Each pair of dc motors is fed from independently controlled choppers utilising gate turn off (GTO) thyristors. The separate field control is provided by 4 quadrant inverters with insulated gate bipolar transistor (IGBT) technology. The choppers are microprocessor controlled operating at an interlaced chopping frequency of 600 Hz. A frequency monitoring circuit prevents chopper frequency deviating into signalling frequencies.
The three–phase ac motors are lighter, more reliable, require less maintenance and are more cost effective. They use IGBTs in the power control circuits, thus minimising the power electronic components and allow cooling techniques that insulate the high voltage electric components from dust and moisture.
Another 4–quadrant IGBT inverter is the ac source for the transformer/rectifier which produces the 110V dc supply used for battery charging, also providing control and auxiliary supplies.
The line filter performs three functions: it presents a low impedance source to the chopper; it presents a high impedance to the ac voltage component in the overhead 750V supply and it filters out chopper–generated ripple.
A programmable logic controller is used to reduce the number of control relays, thus providing space savings and giving greater flexibility of operation.
The driver’s left hand is used to operate a joystick–type controller for acceleration and braking.
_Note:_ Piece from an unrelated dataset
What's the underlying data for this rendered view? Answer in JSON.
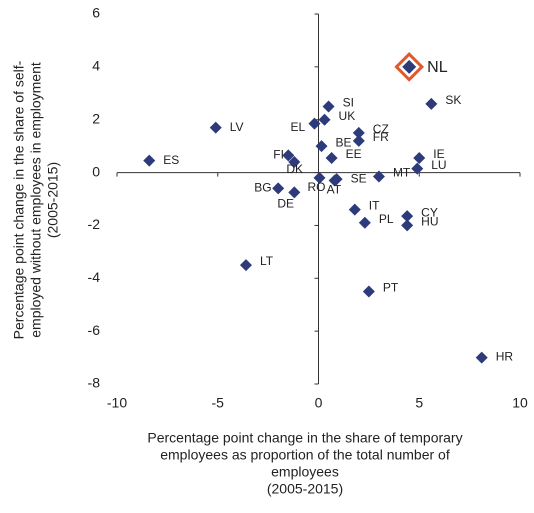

This has a “T” shaped handle which, when released, is sprung to return back to the full emergency brake position with its top bar in a fore/aft alignment.
The TBC is made active by a key–operated switch. To move, the driver turns the TBC handle clockwise to a left/right alignment and moves it forward past the midway “Coast” position applying power. At the required speed the TBC is held in the “Coast” position. To brake the TBC is drawn back from the midway position. If the TBC is allowed back past the slight detent which marks normal service braking, the emergency brake is applied; this is the driver’s safety device. A thumb operated button on the TBC sounds the horn.
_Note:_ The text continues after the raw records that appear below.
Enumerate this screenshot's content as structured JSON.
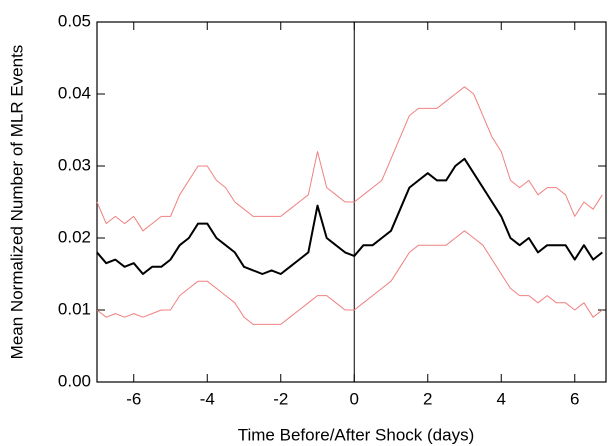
{
  "chart_data": {
    "type": "line",
    "xlabel": "Time Before/After Shock (days)",
    "ylabel": "Mean Normalized Number of MLR Events",
    "x": [
      -7,
      -6.75,
      -6.5,
      -6.25,
      -6,
      -5.75,
      -5.5,
      -5.25,
      -5,
      -4.75,
      -4.5,
      -4.25,
      -4,
      -3.75,
      -3.5,
      -3.25,
      -3,
      -2.75,
      -2.5,
      -2.25,
      -2,
      -1.75,
      -1.5,
      -1.25,
      -1,
      -0.75,
      -0.5,
      -0.25,
      0,
      0.25,
      0.5,
      0.75,
      1,
      1.25,
      1.5,
      1.75,
      2,
      2.25,
      2.5,
      2.75,
      3,
      3.25,
      3.5,
      3.75,
      4,
      4.25,
      4.5,
      4.75,
      5,
      5.25,
      5.5,
      5.75,
      6,
      6.25,
      6.5,
      6.75
    ],
    "series": [
      {
        "color": "#f08080",
        "width": 1,
        "values": [
          0.025,
          0.022,
          0.023,
          0.022,
          0.023,
          0.021,
          0.022,
          0.023,
          0.023,
          0.026,
          0.028,
          0.03,
          0.03,
          0.028,
          0.027,
          0.025,
          0.024,
          0.023,
          0.023,
          0.023,
          0.023,
          0.024,
          0.025,
          0.026,
          0.032,
          0.027,
          0.026,
          0.025,
          0.025,
          0.026,
          0.027,
          0.028,
          0.031,
          0.034,
          0.037,
          0.038,
          0.038,
          0.038,
          0.039,
          0.04,
          0.041,
          0.04,
          0.037,
          0.034,
          0.032,
          0.028,
          0.027,
          0.028,
          0.026,
          0.027,
          0.027,
          0.026,
          0.023,
          0.025,
          0.024,
          0.026
        ]
      },
      {
        "color": "#000000",
        "width": 2,
        "values": [
          0.018,
          0.0165,
          0.017,
          0.016,
          0.0165,
          0.015,
          0.016,
          0.016,
          0.017,
          0.019,
          0.02,
          0.022,
          0.022,
          0.02,
          0.019,
          0.018,
          0.016,
          0.0155,
          0.015,
          0.0155,
          0.015,
          0.016,
          0.017,
          0.018,
          0.0245,
          0.02,
          0.019,
          0.018,
          0.0175,
          0.019,
          0.019,
          0.02,
          0.021,
          0.024,
          0.027,
          0.028,
          0.029,
          0.028,
          0.028,
          0.03,
          0.031,
          0.029,
          0.027,
          0.025,
          0.023,
          0.02,
          0.019,
          0.02,
          0.018,
          0.019,
          0.019,
          0.019,
          0.017,
          0.019,
          0.017,
          0.018
        ]
      },
      {
        "color": "#f08080",
        "width": 1,
        "values": [
          0.01,
          0.009,
          0.0095,
          0.009,
          0.0095,
          0.009,
          0.0095,
          0.01,
          0.01,
          0.012,
          0.013,
          0.014,
          0.014,
          0.013,
          0.012,
          0.011,
          0.009,
          0.008,
          0.008,
          0.008,
          0.008,
          0.009,
          0.01,
          0.011,
          0.012,
          0.012,
          0.011,
          0.01,
          0.01,
          0.011,
          0.012,
          0.013,
          0.014,
          0.016,
          0.018,
          0.019,
          0.019,
          0.019,
          0.019,
          0.02,
          0.021,
          0.02,
          0.019,
          0.017,
          0.015,
          0.013,
          0.012,
          0.012,
          0.011,
          0.012,
          0.011,
          0.011,
          0.01,
          0.011,
          0.009,
          0.01
        ]
      }
    ],
    "vline_x": 0,
    "xlim": [
      -7,
      6.85
    ],
    "xticks": [
      -6,
      -4,
      -2,
      0,
      2,
      4,
      6
    ],
    "ylim": [
      0,
      0.05
    ],
    "yticks": [
      {
        "value": 0,
        "label": "0.00"
      },
      {
        "value": 0.01,
        "label": "0.01"
      },
      {
        "value": 0.02,
        "label": "0.02"
      },
      {
        "value": 0.03,
        "label": "0.03"
      },
      {
        "value": 0.04,
        "label": "0.04"
      },
      {
        "value": 0.05,
        "label": "0.05"
      }
    ]
  }
}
The braking system is fully–blended, using regenerative/rheostatic electric brakes on the motored bogies and pneumatic brakes on all bogies. Energy which the line cannot absorb is dissipated from naturally–cooled resistors mounted on the roof of the tram. Electric track–brakes fitted to all bogies provide a significant additional braking force under emergency conditions, allowing the tram to operate safely with normal road traffic. Emergency braking is applied by pulling the Traction Brake Controller one notch beyond the service brake position. On phase 2 units, and modified phase 1 units, the emergency brake system consists of both air brakes and the electromagnetic track brakes. It can be released and reapplied as required.
Unmodified phase 1 tram couplers are fixed, phase 2 and modified phase 1 tram couplers are retractable. Extension and retraction — using a scissors’ mechanism — is pneumatically operated. It is controlled by push button in the cab and includes a locking mechanism in both the extended and retracted positions. Manual operation of the auto coupler is possible by use of a steel bar housed on the scissors arm. The coupler head consists of the mechanical connection, a pneumatic air line valve and an electrical head containing 130 contacts protected by a retractable cover. Retracted couplers are covered by front fairings.
On the phase 2 and modified phase 1 trams all three bogies are fully covered with protective side panels/skirts. This and the retractable auto couplers are required as the Eccles route is almost entirely at street level and beyond Broadway will share the carriageway with other road users
From the start phase 2 trams had their external doors coloured contrasted — both inside and out — to make them more visible. Note that after mid–life refurbishment, the phase 1 tram doors are also colour contrasted on the outside.